Sage paused again. He eased his hands from Leonida's and rose to his feet, slowly pacing back and forth.
Fearing what else Sage had to say, Leonida rose quickly to her feet and put a hand on her husband's arm, stopping him. She gazed up into his midnight dark eyes. “Yet what?” she said, her voice stiff.
Sage lifted a hand to her hair and wove his fingers through her shoulder-length tresses, looking down at her with heavy lids. “Yet my scouts have brought news to me about
our
people, the Navaho who had been imprisoned in New Mexico,” he said thickly. “The United States government has signed a treaty with them, allowing their return to their homeland, yet cleverly assigning them a huge area of our homeland which no one else really wants. It is my duty to go and see if this is true. If it is, I must invite my people to come to our new stronghold, where no one wants for anything. They do not have to accept the poor land they have been assigned. We can share equally with those who wish to accompany me and my warriors back here.”
Fear suddenly grabbed at Leonida's heart. Now she knew why Sage had hesitated at being glad over this news. “This could be a trick to draw you from the stronghold,” she said, her voice breaking. She moved onto her knees before Sage, imploring him with anxious, fearful eyes. “Darling, Kit Carson is dead. Without him, can you truly trust to return to Fort Defiance? Perhaps what was told your scouts is all made up, to lure you from your stronghold.”
“I have thought of that and, yes, I do fear it,” Sage said, taking her hands and holding them to his chest. “But when my scouts were discovered hiding near the fort and invited inside, with promises that they would not be incarcerated, and were given this information, it did seem real enough.” He glanced down at Kit Carson's book, then up into Leonida's eyes again. “And there is the book. Kit had left it there for you, should the soldiers ever see you again. They were considerate enough to send it with the scouts to give to you. Does not that seem a sincere gesture?”
Leonida gazed down at the book, then back up at Sage. “It would seem so,” she murmured. “Yet it could be a part of the trick, darling. Please don't go. Why risk everything for those people who turned their backs on you? Why?”
“Because they have been forced to live a life of degradation long enough,” Sage mumbled. “This land they have been assigned to may not be fertile enough to raise crops.

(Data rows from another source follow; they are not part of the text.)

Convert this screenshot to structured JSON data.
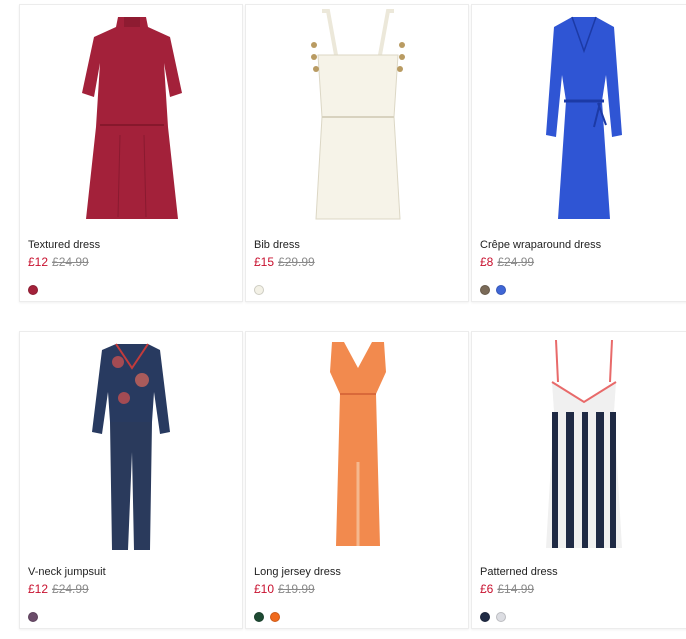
{
  "products": [
    {
      "name": "Textured dress",
      "price": "£12",
      "original_price": "£24.99",
      "swatches": [
        "#a3213a"
      ]
    },
    {
      "name": "Bib dress",
      "price": "£15",
      "original_price": "£29.99",
      "swatches": [
        "#f3f1e6"
      ]
    },
    {
      "name": "Crêpe wraparound dress",
      "price": "£8",
      "original_price": "£24.99",
      "swatches": [
        "#7a6a58",
        "#3f66d6"
      ]
    },
    {
      "name": "V-neck jumpsuit",
      "price": "£12",
      "original_price": "£24.99",
      "swatches": [
        "#6b4c6a"
      ]
    },
    {
      "name": "Long jersey dress",
      "price": "£10",
      "original_price": "£19.99",
      "swatches": [
        "#1e4a33",
        "#f06a1d"
      ]
    },
    {
      "name": "Patterned dress",
      "price": "£6",
      "original_price": "£14.99",
      "swatches": [
        "#1f2a44",
        "#dcdde2"
      ]
    }
  ]
}
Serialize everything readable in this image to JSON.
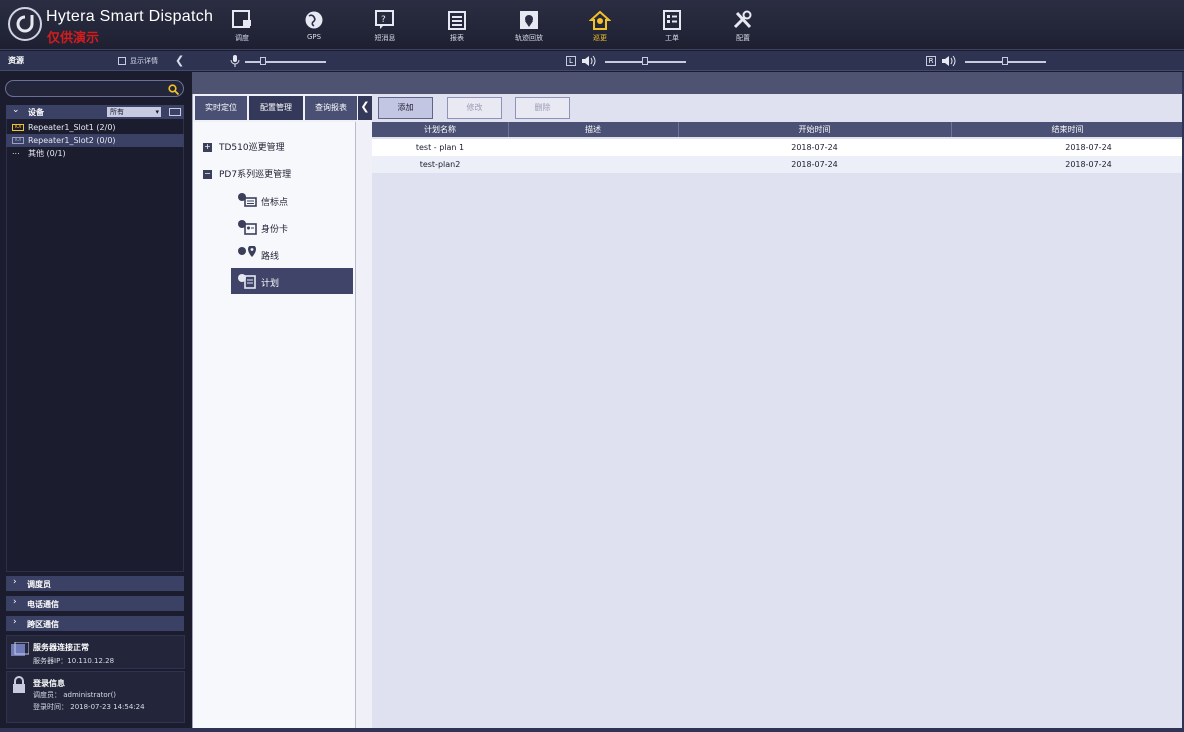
{
  "app": {
    "title": "Hytera Smart Dispatch",
    "subtitle": "仅供演示"
  },
  "nav": [
    {
      "label": "调度",
      "icon": "dispatch-icon"
    },
    {
      "label": "GPS",
      "icon": "globe-icon"
    },
    {
      "label": "短消息",
      "icon": "message-icon"
    },
    {
      "label": "报表",
      "icon": "report-icon"
    },
    {
      "label": "轨迹回放",
      "icon": "track-playback-icon"
    },
    {
      "label": "巡更",
      "icon": "patrol-icon",
      "active": true
    },
    {
      "label": "工单",
      "icon": "work-order-icon"
    },
    {
      "label": "配置",
      "icon": "config-tools-icon"
    }
  ],
  "toolbar": {
    "resources_title": "资源",
    "show_detail_label": "显示详情",
    "channel_left": "L",
    "channel_right": "R"
  },
  "left": {
    "search_placeholder": "",
    "devices_label": "设备",
    "device_filter": "所有",
    "devices": [
      {
        "name": "Repeater1_Slot1 (2/0)",
        "icon_text": "IOI",
        "selected": false
      },
      {
        "name": "Repeater1_Slot2 (0/0)",
        "icon_text": "IOI",
        "selected": true
      },
      {
        "name": "其他 (0/1)",
        "icon_text": "...",
        "selected": false
      }
    ],
    "accordions": [
      "调度员",
      "电话通信",
      "跨区通信"
    ],
    "server": {
      "title": "服务器连接正常",
      "ip_label": "服务器IP：",
      "ip": "10.110.12.28"
    },
    "login": {
      "title": "登录信息",
      "dispatcher_label": "调度员：",
      "dispatcher": "administrator()",
      "time_label": "登录时间：",
      "time": "2018-07-23 14:54:24"
    }
  },
  "mid": {
    "tabs": [
      "实时定位",
      "配置管理",
      "查询报表"
    ],
    "tree": {
      "group1": "TD510巡更管理",
      "group2": "PD7系列巡更管理",
      "leaves": [
        "信标点",
        "身份卡",
        "路线",
        "计划"
      ]
    }
  },
  "content": {
    "buttons": {
      "add": "添加",
      "edit": "修改",
      "delete": "删除"
    },
    "columns": [
      "计划名称",
      "描述",
      "开始时间",
      "结束时间"
    ],
    "rows": [
      {
        "name": "test - plan 1",
        "desc": "",
        "start": "2018-07-24",
        "end": "2018-07-24"
      },
      {
        "name": "test-plan2",
        "desc": "",
        "start": "2018-07-24",
        "end": "2018-07-24"
      }
    ]
  },
  "colors": {
    "accent_yellow": "#f3c228",
    "brand_red": "#d41c1c",
    "header_navy": "#4b5075",
    "selected_leaf": "#3f4468"
  }
}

They might starve.”
He shook his head slowly back and forth. “Yet I still cannot understand why the white leader would imprison one Indian and let the other go, except perhaps to see them die slowly because they do not have enough food due to the land being too poor to raise it.”
He frowned down at Leonida. “That has to be the answer,” he growled. “So you see, my wife? I must go and do what I can to help my people. It is time for me to forget the past and their lack of faith in their leader. It is time to give them a new purpose in life and cause to see how wrong they were ever to walk away from what I had promised had they stayed.”
“I know that you must,” she murmured, flinging herself into his arms, hugging him tightly, as though it might be the last time. “I never doubted that you would.”
She closed her eyes, trying to blot out doubts that she would have to carry with her the whole time he would be gone, yet unable to. She doubted she would ever learn to trust her husband's safety on her own.